The Holy Bible (1648)

Featured today is a 1648 King James Bible with the initialed binding of seventeenth-century owner Anne Sheather and signed by her on the verso of the divisional New Testament title page.

Many, though not all, Bible owners reserved their best handwriting for the sacred text. Here, Anne Sheather tries out two different styles, a form of blackletter for her uppermost signature and a stylized italic hand for the lower: “Anne sheather / her booke; i674.” The signatures are underlined and accented with calligraphic scrollwork.

What strikes me as even more remarkable is that the contemporary initialed binding suggest that the book was chiefly owned by Anne. The elaborate gilt-tooled boards feature a centerpiece flanked by the initials “AS.” There are holes in the boards where metal clasps once were, further confirming that this was not an inexpensive binding and suggesting that Anne may have been a woman of some financial means.

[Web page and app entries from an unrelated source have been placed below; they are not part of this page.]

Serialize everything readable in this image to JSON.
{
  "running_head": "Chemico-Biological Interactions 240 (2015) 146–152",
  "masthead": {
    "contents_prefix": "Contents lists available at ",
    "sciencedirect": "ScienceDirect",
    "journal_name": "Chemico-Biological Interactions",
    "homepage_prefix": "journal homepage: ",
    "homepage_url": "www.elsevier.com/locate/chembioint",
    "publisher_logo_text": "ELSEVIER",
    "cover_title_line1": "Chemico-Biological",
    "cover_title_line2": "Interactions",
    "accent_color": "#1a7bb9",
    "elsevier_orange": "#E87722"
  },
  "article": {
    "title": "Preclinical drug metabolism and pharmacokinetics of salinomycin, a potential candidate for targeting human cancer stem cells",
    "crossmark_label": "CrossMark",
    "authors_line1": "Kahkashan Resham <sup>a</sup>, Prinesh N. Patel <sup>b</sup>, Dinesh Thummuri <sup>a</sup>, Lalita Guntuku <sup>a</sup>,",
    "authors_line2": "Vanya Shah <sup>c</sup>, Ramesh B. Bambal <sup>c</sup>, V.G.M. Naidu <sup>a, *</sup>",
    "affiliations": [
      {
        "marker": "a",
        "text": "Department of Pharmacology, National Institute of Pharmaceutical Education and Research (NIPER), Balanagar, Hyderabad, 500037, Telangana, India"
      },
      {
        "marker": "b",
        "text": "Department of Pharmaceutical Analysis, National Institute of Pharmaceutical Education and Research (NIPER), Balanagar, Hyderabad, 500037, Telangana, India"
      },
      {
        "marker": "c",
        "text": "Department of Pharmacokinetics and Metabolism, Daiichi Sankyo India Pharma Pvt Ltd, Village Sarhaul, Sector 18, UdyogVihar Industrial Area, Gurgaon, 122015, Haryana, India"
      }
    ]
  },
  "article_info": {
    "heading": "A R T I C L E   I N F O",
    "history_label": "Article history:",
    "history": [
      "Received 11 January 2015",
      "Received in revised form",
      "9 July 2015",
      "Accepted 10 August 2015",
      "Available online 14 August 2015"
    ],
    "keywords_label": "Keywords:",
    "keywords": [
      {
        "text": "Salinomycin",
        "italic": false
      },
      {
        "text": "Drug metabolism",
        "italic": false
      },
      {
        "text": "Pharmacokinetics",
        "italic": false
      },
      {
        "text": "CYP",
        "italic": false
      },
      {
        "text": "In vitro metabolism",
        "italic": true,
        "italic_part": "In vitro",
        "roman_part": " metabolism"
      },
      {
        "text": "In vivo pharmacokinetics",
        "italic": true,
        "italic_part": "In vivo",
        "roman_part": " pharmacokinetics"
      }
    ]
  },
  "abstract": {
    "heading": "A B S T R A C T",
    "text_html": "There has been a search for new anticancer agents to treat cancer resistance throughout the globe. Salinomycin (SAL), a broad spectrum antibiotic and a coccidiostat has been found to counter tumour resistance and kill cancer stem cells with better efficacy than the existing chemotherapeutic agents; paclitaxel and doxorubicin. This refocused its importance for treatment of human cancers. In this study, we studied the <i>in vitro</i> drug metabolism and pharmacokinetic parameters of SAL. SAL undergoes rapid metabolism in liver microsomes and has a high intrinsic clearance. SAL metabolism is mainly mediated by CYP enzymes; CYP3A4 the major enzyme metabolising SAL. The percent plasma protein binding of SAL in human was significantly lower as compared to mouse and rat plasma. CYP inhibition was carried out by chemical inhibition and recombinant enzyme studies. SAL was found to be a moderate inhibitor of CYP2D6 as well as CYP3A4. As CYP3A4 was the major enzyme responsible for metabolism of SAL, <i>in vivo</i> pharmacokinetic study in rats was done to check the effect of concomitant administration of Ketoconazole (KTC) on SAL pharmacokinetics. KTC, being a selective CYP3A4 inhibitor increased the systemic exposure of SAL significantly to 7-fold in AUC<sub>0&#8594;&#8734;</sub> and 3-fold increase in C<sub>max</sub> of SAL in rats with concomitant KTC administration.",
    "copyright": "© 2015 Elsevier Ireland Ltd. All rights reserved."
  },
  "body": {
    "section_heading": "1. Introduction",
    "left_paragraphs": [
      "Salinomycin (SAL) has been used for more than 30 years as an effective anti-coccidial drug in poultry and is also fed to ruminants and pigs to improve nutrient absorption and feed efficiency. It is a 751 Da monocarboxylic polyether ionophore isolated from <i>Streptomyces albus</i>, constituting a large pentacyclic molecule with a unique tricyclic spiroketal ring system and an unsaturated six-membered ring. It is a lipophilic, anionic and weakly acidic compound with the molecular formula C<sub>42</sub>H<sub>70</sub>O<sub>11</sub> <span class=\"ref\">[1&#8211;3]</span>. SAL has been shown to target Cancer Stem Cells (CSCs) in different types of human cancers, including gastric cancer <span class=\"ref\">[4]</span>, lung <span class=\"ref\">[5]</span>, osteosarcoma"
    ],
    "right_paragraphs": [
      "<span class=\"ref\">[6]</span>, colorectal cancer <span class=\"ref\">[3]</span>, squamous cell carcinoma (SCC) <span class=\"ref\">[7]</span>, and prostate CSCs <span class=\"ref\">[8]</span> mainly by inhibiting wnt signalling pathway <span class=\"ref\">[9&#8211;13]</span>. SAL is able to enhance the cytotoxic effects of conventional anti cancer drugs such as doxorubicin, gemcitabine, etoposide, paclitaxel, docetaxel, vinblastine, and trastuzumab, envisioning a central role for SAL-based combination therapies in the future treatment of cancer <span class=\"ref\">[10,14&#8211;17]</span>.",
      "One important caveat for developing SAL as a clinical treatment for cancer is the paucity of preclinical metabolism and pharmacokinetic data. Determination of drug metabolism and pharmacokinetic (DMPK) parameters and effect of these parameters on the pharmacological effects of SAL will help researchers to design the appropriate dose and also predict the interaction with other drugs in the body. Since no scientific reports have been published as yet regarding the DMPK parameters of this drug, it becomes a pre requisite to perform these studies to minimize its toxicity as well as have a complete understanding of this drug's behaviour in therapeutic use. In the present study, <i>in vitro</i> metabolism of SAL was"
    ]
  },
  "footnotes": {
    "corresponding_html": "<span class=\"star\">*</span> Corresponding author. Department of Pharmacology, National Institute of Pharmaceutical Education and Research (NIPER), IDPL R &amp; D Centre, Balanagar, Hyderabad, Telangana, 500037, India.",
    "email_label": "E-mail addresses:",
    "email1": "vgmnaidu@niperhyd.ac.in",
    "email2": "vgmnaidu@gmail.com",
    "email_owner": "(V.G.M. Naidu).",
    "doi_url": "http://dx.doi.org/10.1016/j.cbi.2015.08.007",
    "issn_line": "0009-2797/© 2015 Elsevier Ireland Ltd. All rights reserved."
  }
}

Her identity, however, is uncertain. An Ann Sheather seems to have been born around 1631 in Sussex to a Henry Sheather, although sources are conflicted about the surname of her mother. Variants of the name (Shether, Sheether) similarly lead to dead ends.

In any case, it is an interesting example of both female book ownership and binding, and sheds just a little more light on how women valued and interacted with their Bibles in the seventeenth century.